Um dos grandes gargalos para a transformação digital, segundo a pesquisa, está nas tecnologias legadas que ilham as organizações. Cerca de 40% das empresas entrevistadas ainda dependem de sistemas legados para proteger seus dados sem considerar totalmente o impacto negativo que isso pode ter para a organização.

Quase todas as empresas (95%) admitiram ter tempo de inatividade, com um em cada dez servidores enfrentando interrupções inesperadas a cada ano. Tais problemas podem durar horas, custando assim centenas de milhares de dólares. Essa constatação aponta, diz a Veeam, a necessidade urgente de modernizar a proteção de dados e focar em continuidade de negócios para habilitar a transformação digital.

Danny Allan, CTO e vice-presidente sênior de estratégia de produtos da Veeam, coloca a proteção e o gerenciamento de dados na nuvem híbrida como o grande "calcanhar de Aquiles" na transformação digital. “A proteção de dados deve estar além das soluções legadas desatualizadas, em um grau mais alto de inteligência capaz de antecipar as necessidades e atender às demandas em constante evolução. Com base em nossos dados, a menos que os líderes empresariais reconheçam essa urgência - e ajam com base nisso - a transformação real simplesmente não acontecerá. "

Elder Jascolka reforça o tom: "não dá para se trabalhar como se trabalhava há 20 anos com o mercado e com a demanda que se tem hoje.

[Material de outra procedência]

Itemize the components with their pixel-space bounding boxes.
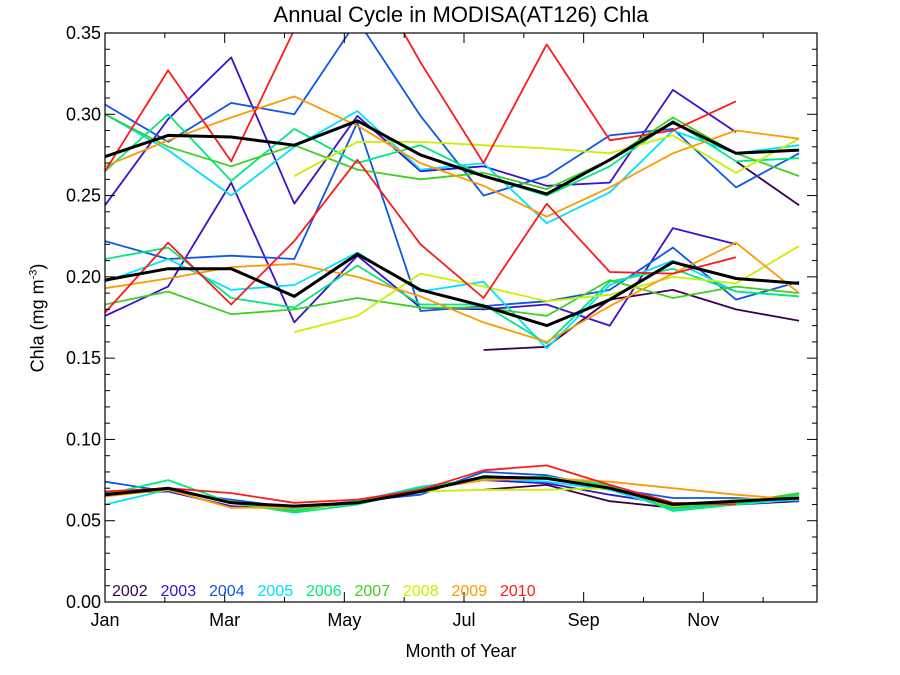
axes-layer: Jan Mar May Jul Sep Nov 0.00 0.05 0.10 0.15 0.20 0.… bbox=[66, 23, 817, 630]
mean-lower-line bbox=[105, 475, 800, 508]
legend-item-2002: 2002 bbox=[112, 583, 148, 600]
x-tick-label: Jan bbox=[90, 610, 119, 630]
series-layer bbox=[105, 33, 800, 514]
x-tick-label: May bbox=[327, 610, 361, 630]
series-2010-lower-line bbox=[105, 464, 737, 506]
series-2008-middle-line bbox=[294, 245, 800, 333]
y-tick-label: 0.30 bbox=[66, 104, 101, 124]
series-2004-upper-line bbox=[105, 33, 800, 197]
legend-item-2007: 2007 bbox=[355, 583, 391, 600]
mean-middle-line bbox=[105, 252, 800, 328]
series-2007-middle-line bbox=[105, 279, 800, 317]
y-tick-label: 0.10 bbox=[66, 429, 101, 449]
series-2002-upper-line bbox=[735, 160, 800, 207]
series-2010-middle-line bbox=[105, 158, 737, 314]
legend-item-2005: 2005 bbox=[258, 583, 294, 600]
mean-upper-line bbox=[105, 119, 800, 196]
x-tick-label: Mar bbox=[209, 610, 240, 630]
x-tick-label: Nov bbox=[687, 610, 719, 630]
y-tick-label: 0.20 bbox=[66, 267, 101, 287]
x-tick-label: Jul bbox=[452, 610, 475, 630]
y-tick-label: 0.35 bbox=[66, 23, 101, 43]
series-2008-upper-line bbox=[293, 134, 800, 177]
legend: 2002 2003 2004 2005 2006 2007 2008 2009 2010 bbox=[112, 583, 536, 600]
series-2009-upper-line bbox=[105, 95, 800, 218]
legend-item-2006: 2006 bbox=[306, 583, 342, 600]
chart-title: Annual Cycle in MODISA(AT126) Chla bbox=[273, 2, 649, 27]
y-tick-label: 0.15 bbox=[66, 348, 101, 368]
x-tick-label: Sep bbox=[568, 610, 600, 630]
legend-item-2004: 2004 bbox=[209, 583, 245, 600]
series-2007-upper-line bbox=[105, 113, 800, 191]
plot-frame bbox=[104, 32, 818, 603]
legend-item-2010: 2010 bbox=[500, 583, 536, 600]
series-2010-upper-line bbox=[105, 33, 737, 172]
legend-item-2009: 2009 bbox=[452, 583, 488, 600]
x-axis-label: Month of Year bbox=[405, 641, 517, 661]
y-tick-label: 0.05 bbox=[66, 511, 101, 531]
y-tick-label: 0.00 bbox=[66, 592, 101, 612]
legend-item-2003: 2003 bbox=[161, 583, 197, 600]
series-2005-upper-line bbox=[105, 110, 800, 225]
legend-item-2008: 2008 bbox=[403, 583, 439, 600]
y-tick-label: 0.25 bbox=[66, 186, 101, 206]
series-2006-middle-line bbox=[105, 246, 800, 345]
series-2002-middle-line bbox=[483, 288, 800, 351]
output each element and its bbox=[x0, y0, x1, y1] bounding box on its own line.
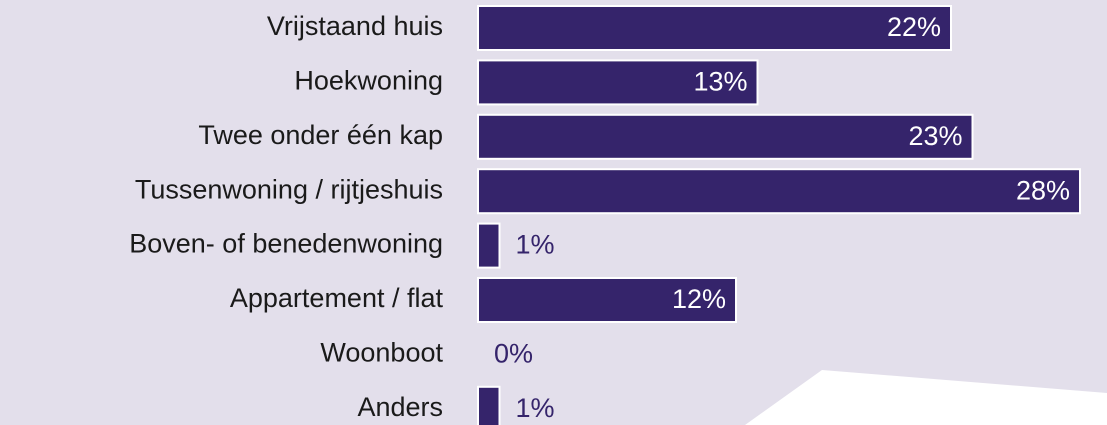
category-label: Appartement / flat bbox=[230, 283, 444, 313]
value-label: 22% bbox=[887, 12, 941, 42]
category-label: Twee onder één kap bbox=[198, 120, 443, 150]
bar bbox=[477, 222, 501, 269]
value-label: 12% bbox=[672, 284, 726, 314]
value-label: 0% bbox=[494, 339, 533, 369]
category-label: Boven- of benedenwoning bbox=[129, 229, 443, 259]
bar bbox=[477, 277, 737, 323]
category-label: Anders bbox=[357, 392, 443, 422]
value-label: 13% bbox=[693, 67, 747, 97]
value-label: 28% bbox=[1016, 175, 1070, 205]
bar bbox=[477, 113, 974, 160]
bar bbox=[477, 5, 952, 51]
bar bbox=[477, 168, 1081, 215]
category-label: Hoekwoning bbox=[294, 66, 443, 96]
category-label: Woonboot bbox=[320, 338, 443, 368]
bar bbox=[477, 59, 759, 106]
bar bbox=[477, 385, 501, 425]
category-label: Tussenwoning / rijtjeshuis bbox=[135, 174, 443, 204]
value-label: 1% bbox=[516, 393, 555, 423]
value-label: 1% bbox=[516, 230, 555, 260]
category-label: Vrijstaand huis bbox=[267, 11, 443, 41]
value-label: 23% bbox=[908, 121, 962, 151]
decoration bbox=[745, 370, 1107, 425]
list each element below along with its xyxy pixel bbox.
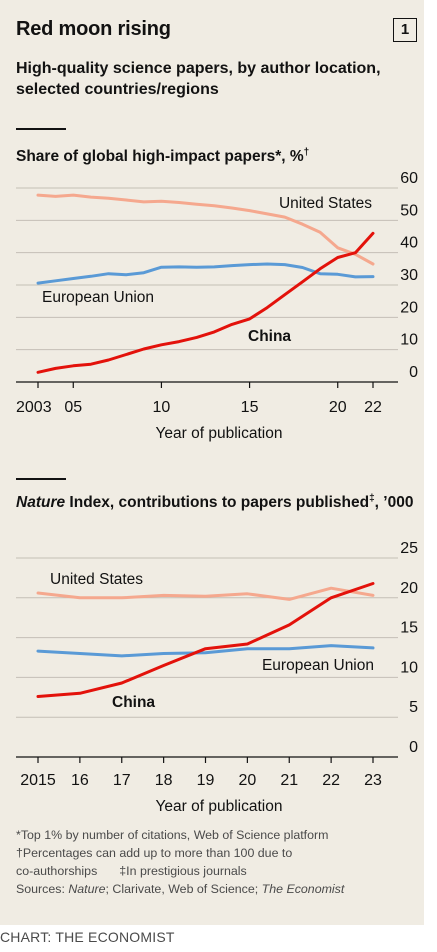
chart2-title-tail: , ’000 — [374, 494, 414, 512]
sources-economist: The Economist — [261, 882, 345, 896]
footnote-2: †Percentages can add up to more than 100… — [16, 846, 293, 860]
chart2-y-tick-label: 0 — [409, 739, 418, 756]
chart1-x-tick-label: 22 — [364, 399, 382, 416]
chart1-title: Share of global high-impact papers*, %† — [16, 142, 416, 167]
page-subtitle: High-quality science papers, by author l… — [16, 60, 381, 98]
chart1-series-china-line — [36, 231, 375, 374]
chart1-y-tick-label: 30 — [400, 267, 418, 284]
chart2-y-tick-label: 25 — [400, 540, 418, 557]
page-title: Red moon rising — [16, 18, 171, 40]
chart1-series-label-china: China — [248, 328, 291, 345]
chart2-x-tick-label: 16 — [71, 772, 89, 789]
footnote-1: *Top 1% by number of citations, Web of S… — [16, 828, 329, 842]
chart1-y-tick-label: 50 — [400, 202, 418, 219]
chart1-x-tick-label: 15 — [241, 399, 259, 416]
chart-panel: Red moon rising 1 High-quality science p… — [0, 0, 424, 925]
chart2-title: Nature Index, contributions to papers pu… — [16, 488, 416, 513]
footnote-3: co-authorships ‡In prestigious journals — [16, 862, 416, 880]
chart2-title-italic: Nature — [16, 494, 66, 512]
chart1-x-tick-label: 20 — [329, 399, 347, 416]
chart1-y-tick-label: 10 — [400, 332, 418, 349]
chart1-y-tick-label: 40 — [400, 235, 418, 252]
chart2-series-united-states-line — [36, 586, 375, 601]
chart1-series-united-states-line — [36, 193, 375, 266]
chart2-y-tick-label: 5 — [409, 699, 418, 716]
chart1-title-mark: † — [303, 147, 310, 158]
chart2-title-mark: ‡ — [369, 493, 375, 504]
chart2-title-text: Index, contributions to papers published — [65, 494, 370, 512]
chart2-series-label-united-states: United States — [50, 571, 143, 588]
chart1-y-tick-label: 0 — [409, 364, 418, 381]
chart1-rule — [16, 128, 66, 130]
chart1-y-tick-label: 60 — [400, 170, 418, 187]
chart1-x-tick-label: 2003 — [16, 399, 52, 416]
chart2-x-tick-label: 19 — [197, 772, 215, 789]
chart2-series-label-china: China — [112, 694, 155, 711]
chart-credit: CHART: THE ECONOMIST — [0, 929, 175, 945]
chart2-series-label-european-union: European Union — [262, 657, 374, 674]
chart1-title-text: Share of global high-impact papers*, % — [16, 148, 304, 166]
sources-mid: ; Clarivate, Web of Science; — [105, 882, 262, 896]
chart1-x-axis-label: Year of publication — [156, 425, 283, 442]
footnotes: *Top 1% by number of citations, Web of S… — [16, 826, 416, 898]
chart1-series-label-european-union: European Union — [42, 289, 154, 306]
chart2-x-tick-label: 21 — [280, 772, 298, 789]
chart2-x-tick-label: 23 — [364, 772, 382, 789]
chart2-y-tick-label: 10 — [400, 659, 418, 676]
chart1-x-tick-label: 10 — [153, 399, 171, 416]
chart-number-badge: 1 — [393, 18, 417, 42]
chart2-y-tick-label: 15 — [400, 620, 418, 637]
chart2-x-tick-label: 17 — [113, 772, 131, 789]
chart2-y-tick-label: 20 — [400, 580, 418, 597]
chart1-series-label-united-states: United States — [279, 195, 372, 212]
sources-nature: Nature — [68, 882, 106, 896]
chart1-x-tick-label: 05 — [64, 399, 82, 416]
chart2-x-axis-label: Year of publication — [156, 798, 283, 815]
chart2-x-tick-label: 22 — [322, 772, 340, 789]
sources-prefix: Sources: — [16, 882, 69, 896]
chart1-y-tick-label: 20 — [400, 299, 418, 316]
sources-line: Sources: Nature; Clarivate, Web of Scien… — [16, 880, 416, 898]
chart2-x-tick-label: 18 — [155, 772, 173, 789]
chart2-rule — [16, 478, 66, 480]
chart2-x-tick-label: 20 — [238, 772, 256, 789]
chart2-x-tick-label: 2015 — [20, 772, 56, 789]
chart1-svg: 0 10 20 30 40 50 60 2003 05 10 15 20 22 Year of publi… — [16, 170, 418, 442]
chart2-svg: 0 5 10 15 20 25 2015 16 17 18 19 20 21 22 23 Year of pu… — [16, 540, 418, 815]
chart2-series-european-union-line — [36, 644, 375, 658]
footnote-3a: co-authorships — [16, 864, 98, 878]
chart2-series-china-line — [36, 582, 375, 698]
footnote-3b: ‡In prestigious journals — [119, 864, 247, 878]
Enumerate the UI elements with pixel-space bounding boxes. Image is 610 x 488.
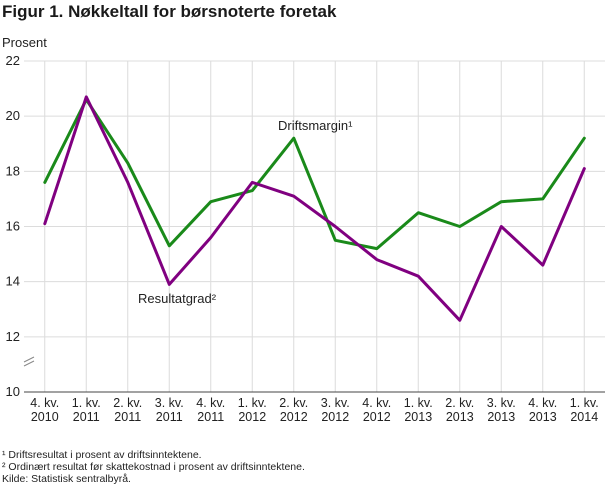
footnote-2: ² Ordinært resultat før skattekostnad i … <box>2 461 305 473</box>
x-tick-label: 3. kv. <box>321 396 350 410</box>
series-label-driftsmargin: Driftsmargin¹ <box>278 118 353 133</box>
x-tick-label: 4. kv. <box>362 396 391 410</box>
x-tick-label: 2012 <box>238 410 266 424</box>
axis-break-mark <box>23 356 35 363</box>
x-tick-label: 4. kv. <box>528 396 557 410</box>
series-line-resultatgrad <box>43 95 586 322</box>
chart-title: Figur 1. Nøkkeltall for børsnoterte fore… <box>2 2 337 21</box>
x-tick-label: 2012 <box>321 410 349 424</box>
y-tick-label: 12 <box>6 329 20 344</box>
x-tick-label: 2013 <box>529 410 557 424</box>
x-tick-label: 2014 <box>570 410 598 424</box>
x-tick-label: 3. kv. <box>155 396 184 410</box>
x-tick-label: 2011 <box>73 410 100 424</box>
x-tick-label: 2013 <box>446 410 474 424</box>
y-tick-labels: 10 12 14 16 18 20 22 <box>6 53 20 399</box>
source-note: Kilde: Statistisk sentralbyrå. <box>2 473 131 485</box>
x-tick-label: 2012 <box>280 410 308 424</box>
x-tick-label: 1. kv. <box>238 396 267 410</box>
footnotes: ¹ Driftsresultat i prosent av driftsinnt… <box>2 449 305 485</box>
x-tick-label: 4. kv. <box>196 396 225 410</box>
y-tick-label: 14 <box>6 274 20 289</box>
x-tick-label: 1. kv. <box>72 396 101 410</box>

Conversando com os executivos das empresas, quando se olha para o legado, ele tem de adaptar o negócio à ferramenta e é extremamente problemático, porque primeiro você tem de pensar como ajustar a ferramenta para depois ajustar o seu negócio. Não faz sentido. Você tem de olhar para o seu negócio e fazer com que a sua ferramenta de proteção de dados acompanhe ele”.

De acordo com os dados da Veeam, estima-se que uma hora de inatividade de um aplicativo de alta prioridade custe US$ 67.651, enquanto esse valor é de US$ 61.642 para um aplicativo normal. Esse tempo de inatividade não afeta somente a TI e os orçamentos, lembra Jascolka, afeta o negócio como um todo. "Se as empresas têm uma proteção de dados precária, não consegue fazer a recuperação de desastre, isso não só reflete na tecnologia, mas impacta toda a empresa. Proteger seu dado não é mais proteger a TI e sim proteger seu negócio.”

A proteção está na nuvem

O levantamento da Veeam ainda aponta que metade das empresas reconhece que a nuvem tem papel fundamental a desempenhar na estratégia de proteção de dados de hoje; e provavelmente se tornará ainda mais importante no futuro.

“Ao começar a modernizar suas infraestruturas em 2020, as companhias esperam continuar sua jornada de transformação digital e aumentar o uso da nuvem. As soluções legadas destinavam-se a proteger dados em datacenters físicos no passado, mas são tão desatualizadas e complexas que custam mais dinheiro, tempo e recursos do que se imaginava”, alertou o CTO da companhia.